Pas encore, on attend de voir ce que va donner « Vers le Nord ». Mais j’ai bon espoir. Tous les échos que je reçois sont positifs, que ce soit de ma fanbase, des radios, de ma famille, des journalistes… C’est un morceau auquel je crois. Et j’aborde sereinement la promo avec ce nouveau titre.

Sol © Steve Wells

De quelle couleur va être cet album ? Un mélange d’organique et d’électro comme sur les deux singles ?

Le premier single était plus électro, et j’ai souhaité que le reste de l’album soit plus organique, même si on reste dans cette couleur de pop électro que j’aime bien. Je souhaiterais avant tout qu’on donne leur chance aux chansons et qu’on entende de vrais instruments de musique. En parallèle, je souhaitais qu’il soit bien léché, bien produit. On va trouver des voix, des cordes, de beaux instruments. On tend plus vers quelque chose d’organique, de naturel.

Tu as notamment travaillé avec Antoine Essertier, Boris Bergman et Sandro Albaldonato, trois vieux routards de la musique. Comment s’est faite la connexion ?

Pour ce qui est de Bergman, je l’ai souhaité. Mon directeur artistique m’a demandé avec qui je souhaiterais travailler, j’ai répondu Boris Bergman en déconnant à moitié et il m’a dit qu’on aurait rendez-vous la semaine suivante ! Et nous nous sommes retrouvés avec ce Monsieur autour d’un café la semaine suivante. C’est aussi simple et aussi invraisemblable que ça. Antoine, on me l’a présenté et on s’est tout de suite super bien entendu. En plus, j’aime beaucoup ce qu’il fait. Antoine est super atypique et super intéressant. Et puis, Sandro, c’est un peu l’homme de la situation, c’est lui qui a réalisé mon album. On a quasiment vécu ensemble pendant six mois !
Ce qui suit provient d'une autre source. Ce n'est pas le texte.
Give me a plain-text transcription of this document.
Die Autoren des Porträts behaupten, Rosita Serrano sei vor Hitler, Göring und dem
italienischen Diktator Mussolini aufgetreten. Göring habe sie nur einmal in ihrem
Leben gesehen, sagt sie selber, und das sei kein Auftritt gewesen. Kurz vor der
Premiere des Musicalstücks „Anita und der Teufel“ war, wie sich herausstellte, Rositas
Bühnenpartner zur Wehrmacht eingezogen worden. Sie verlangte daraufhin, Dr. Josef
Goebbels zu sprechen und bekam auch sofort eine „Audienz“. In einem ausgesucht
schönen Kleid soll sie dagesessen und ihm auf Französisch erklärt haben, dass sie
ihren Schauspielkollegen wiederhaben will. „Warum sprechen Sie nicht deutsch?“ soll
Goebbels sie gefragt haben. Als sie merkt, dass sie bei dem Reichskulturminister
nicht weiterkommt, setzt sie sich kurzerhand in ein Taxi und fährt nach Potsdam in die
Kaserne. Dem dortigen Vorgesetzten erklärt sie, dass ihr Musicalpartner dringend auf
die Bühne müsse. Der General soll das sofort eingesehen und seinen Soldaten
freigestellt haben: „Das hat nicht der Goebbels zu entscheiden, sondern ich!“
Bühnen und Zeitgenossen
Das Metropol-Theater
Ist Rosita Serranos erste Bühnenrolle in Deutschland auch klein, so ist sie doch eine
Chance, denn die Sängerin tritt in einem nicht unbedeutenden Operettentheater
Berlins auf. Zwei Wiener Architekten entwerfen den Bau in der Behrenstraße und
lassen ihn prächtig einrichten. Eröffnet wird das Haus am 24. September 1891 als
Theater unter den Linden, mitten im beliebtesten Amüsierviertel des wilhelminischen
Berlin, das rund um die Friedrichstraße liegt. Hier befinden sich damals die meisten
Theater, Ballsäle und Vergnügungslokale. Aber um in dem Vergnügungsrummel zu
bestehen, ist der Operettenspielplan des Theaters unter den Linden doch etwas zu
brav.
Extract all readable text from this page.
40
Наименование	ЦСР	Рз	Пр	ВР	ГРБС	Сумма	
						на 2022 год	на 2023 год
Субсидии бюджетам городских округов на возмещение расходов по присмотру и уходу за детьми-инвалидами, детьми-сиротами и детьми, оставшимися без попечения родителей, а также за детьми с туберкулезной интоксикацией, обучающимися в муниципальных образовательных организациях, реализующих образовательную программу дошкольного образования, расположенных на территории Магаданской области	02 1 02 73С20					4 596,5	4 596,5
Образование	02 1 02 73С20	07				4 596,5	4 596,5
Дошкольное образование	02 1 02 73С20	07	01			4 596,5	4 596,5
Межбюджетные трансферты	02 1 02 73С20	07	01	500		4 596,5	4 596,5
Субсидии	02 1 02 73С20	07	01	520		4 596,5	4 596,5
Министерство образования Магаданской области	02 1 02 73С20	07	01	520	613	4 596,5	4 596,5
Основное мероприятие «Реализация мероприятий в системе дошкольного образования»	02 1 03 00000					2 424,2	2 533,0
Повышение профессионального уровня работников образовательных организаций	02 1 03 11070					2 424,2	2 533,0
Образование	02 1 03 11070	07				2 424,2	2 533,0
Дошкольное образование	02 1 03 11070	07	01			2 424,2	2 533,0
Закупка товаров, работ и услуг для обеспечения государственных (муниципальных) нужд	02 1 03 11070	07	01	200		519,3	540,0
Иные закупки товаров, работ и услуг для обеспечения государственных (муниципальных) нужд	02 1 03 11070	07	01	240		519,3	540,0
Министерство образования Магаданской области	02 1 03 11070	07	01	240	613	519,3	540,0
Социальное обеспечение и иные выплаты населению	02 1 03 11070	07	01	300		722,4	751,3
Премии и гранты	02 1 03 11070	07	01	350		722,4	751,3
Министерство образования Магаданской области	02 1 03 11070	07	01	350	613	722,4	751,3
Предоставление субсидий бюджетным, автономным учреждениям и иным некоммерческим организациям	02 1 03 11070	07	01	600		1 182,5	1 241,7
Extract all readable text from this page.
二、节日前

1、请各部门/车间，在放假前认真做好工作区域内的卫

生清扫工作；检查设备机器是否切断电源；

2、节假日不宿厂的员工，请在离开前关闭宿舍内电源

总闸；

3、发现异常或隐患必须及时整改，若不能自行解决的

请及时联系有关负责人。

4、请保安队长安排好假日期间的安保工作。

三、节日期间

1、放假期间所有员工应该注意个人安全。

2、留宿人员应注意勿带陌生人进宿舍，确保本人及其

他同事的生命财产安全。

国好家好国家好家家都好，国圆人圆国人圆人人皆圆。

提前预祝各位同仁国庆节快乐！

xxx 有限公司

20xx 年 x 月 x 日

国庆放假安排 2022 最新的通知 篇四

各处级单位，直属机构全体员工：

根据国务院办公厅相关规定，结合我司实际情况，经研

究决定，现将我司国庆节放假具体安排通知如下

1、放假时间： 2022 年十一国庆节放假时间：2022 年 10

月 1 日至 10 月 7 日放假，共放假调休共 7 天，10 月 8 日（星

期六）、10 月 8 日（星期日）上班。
Des scènes sont-elles prévues ?

Beaucoup  de scènes et de plateaux en duo avec Guillaume. On va aller un peu partout en France. En parallèle, on est en train de travailler un vrai live, avec un vrai plateau de musiciens et un décor. Un vrai spectacle. Mais ça, ça viendra dans un deuxième temps. Rien que cette année, depuis mars, on a dû faire une cinquantaine de dates, ce n’est pas rien. On est en train de se faire la main.

Il se passe plein de choses pour toi aujourd’hui, dans quel état d’esprit es-tu ?

Je suis assez serein, bizarrement. J’ai confiance en ma musique, et notamment dans ce single « Vers le Nord ». Je crois aux signes, légèrement, n’est-ce pas ? (sourire), mais suffisamment pour me rendre compte qu’il y a plein de signes positifs autour de moi en ce moment. Quand le single est sorti, j’étais un peu fébrile. Aujourd’hui, je suis heureux de le défendre. Je suis ravi d’être là où je suis. Je me rends compte que j’ai une chance exceptionnelle. Maintenant, j’ai envie de croquer cette promo à pleines dents, d’aller à la rencontre des gens. J’essaye d’être à fond et sincère dans tout ce que je fais…

Propos recueillis par Luc Dehon le 19 décembre 2017.